2) Padronizar as jurisdições. Por exemplo: Se o DF é a 1ª região para a esfera da justiça federal, que também seja para a esfera civil, criminal, administrativa, do trabalho, policial, etc. Se o RJ é a 2ª região, padronizar para todas as esferas. A padronização facilita a consulta pelo cidadão e facilita o compartilhamento entre banco de dados - jurídicos, administrativos, policiais, etc.

3) Precedentes obrigatórios - Precendentes obrigatórios ou também uniformização de jurisprudência é a padronização na forma de julgar dos tribunais. Claro que no direito tudo "depende", mas há casos em que a forma de julgar é padrão, possuem jurisprudência pacificada nos tribunais superiores. Os precedentes obrigatórios ajudam a atenuar o uso excessivo de recursos aqui e ali, que mais contribuem para retardar causas do que trazer novos elementos para o processo.

4) Melhorar as indicações para o STF. As nomeações devem continuar sendo de forma política - na minha visão -, mas dentro de uma diretriz de governo. Isso auxiliaria o governo a nomear candidatos alinhados com o programa de governo (PPA, projetos políticos, melhoria no sistema judicial, temas caros à esquerda como aborto, casamento entre pessoas do mesmo gênero, etc). Isso não significa que o ministro escolhido deve engavetar tudo que for contra o governo ou votar tudo que for a favor, mas apreciar, dentro dessa diretriz, a constitucionalidade de leis, projetos e temas afetos ao governo. Ajuda a organizar o protagonismo do judiciário e a separação dos poderes, sem que isso fuja do controle, como acontece atualmente.

5) Um critério para nomear o ministro do STF deveria ser o Estado de origem (critério geográfico ou critério do nascimento). Se um Estado foi contemplado com a nomeação de algum ministro, na próxima vacância ele não poderia concorrer ao pleito. Em termos geográficos, hoje temos a seguinte configuração no STF: Celso de Mello (SP); Marco Aurélio de Mello (RJ); Gilmar Mendes (MT); Joaquim Barbosa (MG); Ricardo Lewandowski (RJ); Carmen Lúcia (MG); Rosa Weber (RS); Dias Toffoli (SP); Teori Zavascki (SC) e Luiz Fux (RJ). Nesse critério, havendo a aposentadoria de algum ministro (Exemplo: Celso de Mello), a Presidenta deveria nomear ministro de um Estado diferente dos que já tem nomeados. Sendo assim, RJ, SP, MT, MG, SC e RS já estariam fora.
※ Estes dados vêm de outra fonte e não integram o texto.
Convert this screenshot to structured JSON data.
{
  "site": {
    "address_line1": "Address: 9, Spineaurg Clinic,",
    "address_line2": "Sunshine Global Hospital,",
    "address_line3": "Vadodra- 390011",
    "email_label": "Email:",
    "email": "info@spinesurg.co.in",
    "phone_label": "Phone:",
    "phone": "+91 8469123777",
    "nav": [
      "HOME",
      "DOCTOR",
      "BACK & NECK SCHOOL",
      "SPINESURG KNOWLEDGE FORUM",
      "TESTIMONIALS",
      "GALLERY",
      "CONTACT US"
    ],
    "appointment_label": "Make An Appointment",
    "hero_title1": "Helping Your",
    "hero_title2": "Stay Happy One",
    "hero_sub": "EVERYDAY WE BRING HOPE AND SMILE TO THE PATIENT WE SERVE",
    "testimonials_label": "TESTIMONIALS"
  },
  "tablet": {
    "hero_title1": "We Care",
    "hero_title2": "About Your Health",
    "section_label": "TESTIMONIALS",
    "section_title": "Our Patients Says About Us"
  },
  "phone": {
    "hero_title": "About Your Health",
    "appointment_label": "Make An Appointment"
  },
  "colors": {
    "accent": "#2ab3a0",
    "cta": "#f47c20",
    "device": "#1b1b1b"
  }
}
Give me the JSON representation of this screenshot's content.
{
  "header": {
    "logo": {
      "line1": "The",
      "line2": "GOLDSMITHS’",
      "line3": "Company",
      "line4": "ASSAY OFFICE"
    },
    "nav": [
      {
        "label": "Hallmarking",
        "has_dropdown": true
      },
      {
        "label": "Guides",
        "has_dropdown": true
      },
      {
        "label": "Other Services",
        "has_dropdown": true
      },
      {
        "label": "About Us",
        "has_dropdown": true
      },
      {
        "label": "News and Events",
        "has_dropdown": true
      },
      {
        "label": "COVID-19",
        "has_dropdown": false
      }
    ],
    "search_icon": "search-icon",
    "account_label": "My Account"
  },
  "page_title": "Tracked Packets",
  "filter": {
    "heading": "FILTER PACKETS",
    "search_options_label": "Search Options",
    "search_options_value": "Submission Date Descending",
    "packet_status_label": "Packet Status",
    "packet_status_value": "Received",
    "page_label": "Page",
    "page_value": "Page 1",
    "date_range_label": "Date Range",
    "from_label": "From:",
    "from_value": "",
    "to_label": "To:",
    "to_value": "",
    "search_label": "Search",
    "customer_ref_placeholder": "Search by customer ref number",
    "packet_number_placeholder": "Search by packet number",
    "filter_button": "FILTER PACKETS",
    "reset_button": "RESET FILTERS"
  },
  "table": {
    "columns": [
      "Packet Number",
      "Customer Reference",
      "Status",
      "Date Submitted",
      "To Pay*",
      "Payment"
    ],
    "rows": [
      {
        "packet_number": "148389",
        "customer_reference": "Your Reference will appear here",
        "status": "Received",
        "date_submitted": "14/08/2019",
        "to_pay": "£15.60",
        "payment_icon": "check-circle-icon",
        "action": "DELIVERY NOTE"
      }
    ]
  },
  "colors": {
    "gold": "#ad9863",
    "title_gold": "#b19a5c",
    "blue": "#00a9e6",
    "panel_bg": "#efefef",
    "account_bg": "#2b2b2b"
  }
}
Percebam que não há nenhum ministro que represente o Nordeste ou a Região Norte. Temos apenas o GM representando (e mal) o Centro-Oeste.

6) Estabelecer mandato para os ministros dos Tribunais Superiores e do STF - Os ministros dos Tribunais Superiores deveriam ter mandato, por se tratarem de cargo de natureza política, cujo acesso se dá pela nomeação. Como a indicação se dá pela Presidência da República, o mandato deveria ser compatível com o do chefe do Executivo - 4 anos. Na pior das hipóteses, seria admitida, caso o presidente fosse reeleito, a recondução por mais 4 anos, totalizando 8 anos. Depois disso, o ministro sairia do cargo e voltaria ao tribunal de origem.